My Beautiful Bride and I were having a conversation this week that again brought to light the fact that we have choices, that we make decisions, and that every choice/decision has a consequence or a set of consequences. The part that really struck me as I thought about our conversation was how we will sometimes make a decision, not fully commit to it and how we are then trapped in a very awkward place. If I choose "A" (whatever "A" may be) over "B" (whatever it may be) but don't commit fully to "A" I really have neither. I don't allow myself to grow fully in "A", to embrace "A", to cherish "A" and I don't have "B" either because I didn't choose it...even if the separation is only physical. Think about it and I believe you will find it true. I am left wondering how many of us treat our lives, our marriages, our kids, our jobs, etc. this way.

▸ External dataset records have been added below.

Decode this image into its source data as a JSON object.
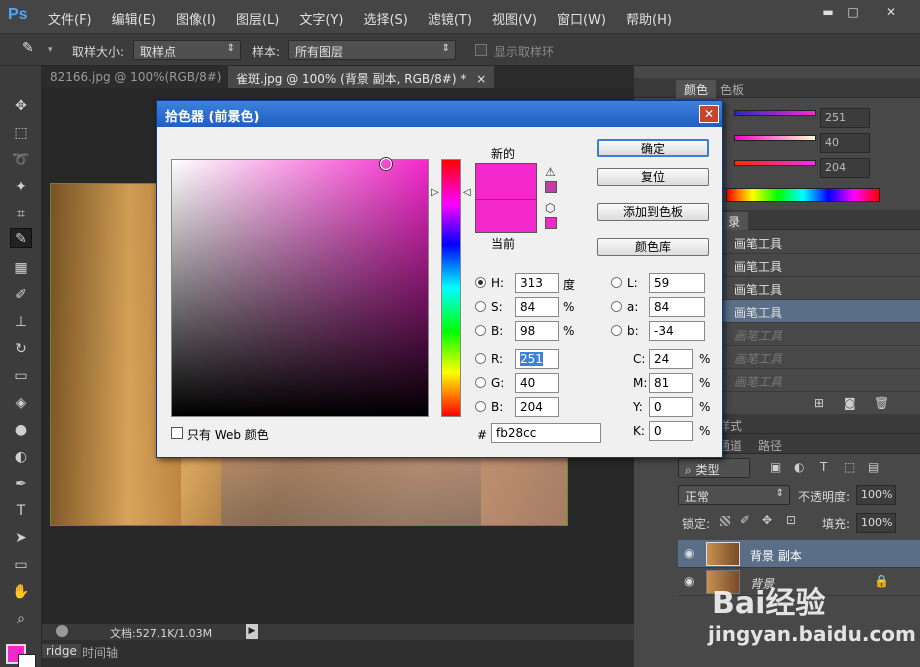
{
  "app": {
    "logo": "Ps"
  },
  "menu": [
    "文件(F)",
    "编辑(E)",
    "图像(I)",
    "图层(L)",
    "文字(Y)",
    "选择(S)",
    "滤镜(T)",
    "视图(V)",
    "窗口(W)",
    "帮助(H)"
  ],
  "window_controls": {
    "minimize": "▬",
    "maximize": "□",
    "close": "✕"
  },
  "options": {
    "sample_size_label": "取样大小:",
    "sample_size_value": "取样点",
    "sample_label": "样本:",
    "sample_value": "所有图层",
    "show_ring_label": "显示取样环"
  },
  "tabs": [
    {
      "label": "82166.jpg @ 100%(RGB/8#)",
      "close": "×"
    },
    {
      "label": "雀斑.jpg @ 100% (背景 副本, RGB/8#) *",
      "close": "×"
    }
  ],
  "status": {
    "doc": "文档:527.1K/1.03M",
    "arrow": "▶"
  },
  "bottom_tabs": [
    "ridge",
    "时间轴"
  ],
  "color_panel": {
    "tabs": [
      "颜色",
      "色板"
    ],
    "values": [
      "251",
      "40",
      "204"
    ]
  },
  "history_panel": {
    "tab": "录",
    "items": [
      "画笔工具",
      "画笔工具",
      "画笔工具",
      "画笔工具",
      "画笔工具",
      "画笔工具",
      "画笔工具"
    ]
  },
  "layers_panel": {
    "tabs_top": "样式",
    "tabs": [
      "通道",
      "路径"
    ],
    "filter_label": "类型",
    "blend_mode": "正常",
    "opacity_label": "不透明度:",
    "opacity_value": "100%",
    "lock_label": "锁定:",
    "fill_label": "填充:",
    "fill_value": "100%",
    "layers": [
      {
        "name": "背景 副本",
        "selected": true
      },
      {
        "name": "背景",
        "selected": false
      }
    ]
  },
  "dialog": {
    "title": "拾色器 (前景色)",
    "close": "✕",
    "new_label": "新的",
    "current_label": "当前",
    "new_color": "#f428cc",
    "current_color": "#f428cc",
    "buttons": {
      "ok": "确定",
      "reset": "复位",
      "add_swatch": "添加到色板",
      "color_lib": "颜色库"
    },
    "hsb": [
      {
        "label": "H:",
        "value": "313",
        "unit": "度",
        "selected": true
      },
      {
        "label": "S:",
        "value": "84",
        "unit": "%",
        "selected": false
      },
      {
        "label": "B:",
        "value": "98",
        "unit": "%",
        "selected": false
      }
    ],
    "rgb": [
      {
        "label": "R:",
        "value": "251"
      },
      {
        "label": "G:",
        "value": "40"
      },
      {
        "label": "B:",
        "value": "204"
      }
    ],
    "lab": [
      {
        "label": "L:",
        "value": "59"
      },
      {
        "label": "a:",
        "value": "84"
      },
      {
        "label": "b:",
        "value": "-34"
      }
    ],
    "cmyk": [
      {
        "label": "C:",
        "value": "24",
        "unit": "%"
      },
      {
        "label": "M:",
        "value": "81",
        "unit": "%"
      },
      {
        "label": "Y:",
        "value": "0",
        "unit": "%"
      },
      {
        "label": "K:",
        "value": "0",
        "unit": "%"
      }
    ],
    "hex_label": "#",
    "hex_value": "fb28cc",
    "web_only_label": "只有 Web 颜色"
  },
  "watermark": {
    "brand": "Bai经验",
    "url": "jingyan.baidu.com"
  },
  "colors": {
    "foreground": "#f428cc",
    "accent": "#3c82dc"
  }
}
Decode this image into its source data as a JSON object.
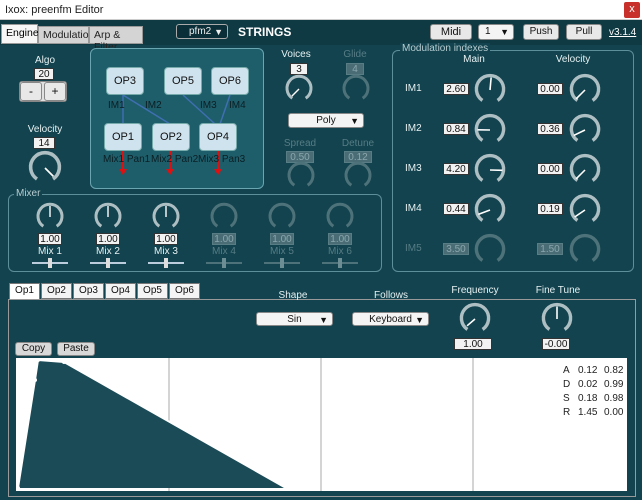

Last night, after the Miami Heat won the NBA Finals, I was watching the post-game press conferences. LeBron James was asked, in part, what he has learned, how he has grown, as a man in the past year. Paraphrasing here, he said "that you can't control what others say and think about you. That what matters is what you think about yourself, what the one's you love think." I would like to encourage you to let that one speak to your heart as well.
Please let me know if there is ever anything I can do for any of you or your families.
Have a great day, a wonderful weekend and please cherish your precious families.